ROCm / hipBLASLt

hipBLASLt is a library that provides general matrix-matrix operations with a flexible API and extends functionalities beyond a traditional BLAS library
https://rocm.docs.amd.com/projects/hipBLASLt/en/latest/index.html
MIT License
40 stars 56 forks source link

Build Failure During Tensile Libraries Generation #115

Open hovertank3d opened 1 year ago

hovertank3d commented 1 year ago

Local ROCm version: 5.2.5.1 hipBLASLt version used in build: release/rocm-rel-5.5 Python version: 3.10 CPU: POWER9 GPU: gfx906

The hipBLASLt requirement arose for us re: bitsandbytes-rocm/ops.cu:400 that is required for 8-bit loading of HuggingFace language models. Unfortunately, the current implementation seems to rely on hipBLASLt for 8-bit matmul, and lacks in 4-bit implementation. Would you say that for gfx906/gfx908, hipBLASLt provides an advantage in 8-bit or 4-bit inference compared to hipBLAS code?

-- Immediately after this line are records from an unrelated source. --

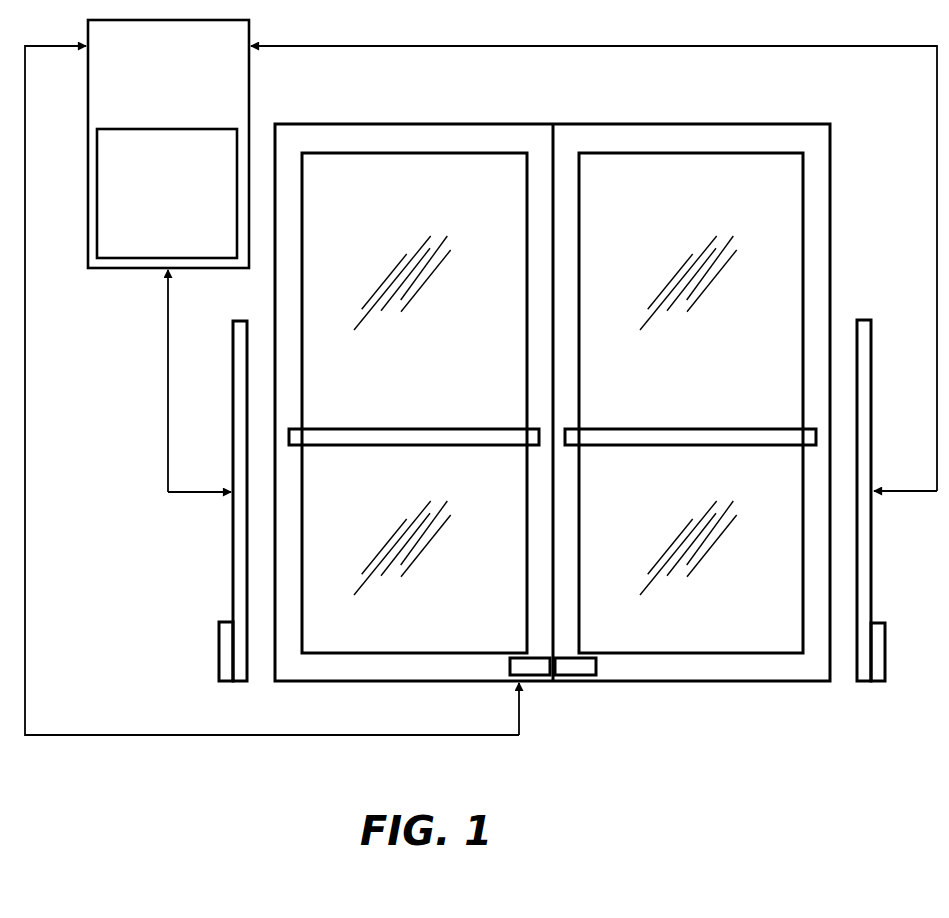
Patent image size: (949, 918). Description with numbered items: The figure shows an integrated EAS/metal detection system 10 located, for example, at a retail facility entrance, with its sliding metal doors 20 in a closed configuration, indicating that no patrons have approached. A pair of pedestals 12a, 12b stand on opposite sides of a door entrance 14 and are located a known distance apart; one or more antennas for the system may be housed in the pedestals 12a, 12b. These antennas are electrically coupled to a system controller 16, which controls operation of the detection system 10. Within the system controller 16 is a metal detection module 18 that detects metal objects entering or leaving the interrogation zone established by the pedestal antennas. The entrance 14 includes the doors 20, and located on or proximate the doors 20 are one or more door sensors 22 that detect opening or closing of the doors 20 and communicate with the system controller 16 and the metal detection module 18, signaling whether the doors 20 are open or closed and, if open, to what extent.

The integrated EAS/metal detection system 10 is at (803, 30).
The pedestal 12a is at (232, 375).
The pedestal 12b is at (872, 368).
The door entrance 14 is at (831, 143).
The system controller 16 is at (155, 116).
The metal detection module 18 is at (154, 250).
The sliding metal doors 20 is at (625, 208).
The door sensors 22 is at (583, 670).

During the build process, the following commands were used:

CMake command: `cmake -DAMDGPU_TARGETS=gfx906 -DCMAKE_BUILD_TYPE=Release -DCMAKE_CXX_COMPILER=hipcc -DCMAKE_C_COMPILER=hipcc -G "Unix Makefiles" ..`
Make command: `make -j16`

CMake did not report any errors. However, the build failed at the "Generating Tensile Libraries" target, immediately after displaying the message "Reading logic files: Launching 32 threads...". The build failure persists even when configuring using install.sh with AMDGPU_TARGETS hardcoded to gfx906.

traceback:

cmake.log make.log

rocminfo: rocminfo.txt

Update: Seems the same error appears when compiling with ROCm 5.5.

jichangjichang commented 1 year ago

@hovertank3d hipBLASLt only support gfx90a so far. You can find the supported data types and hw requirement from Readme.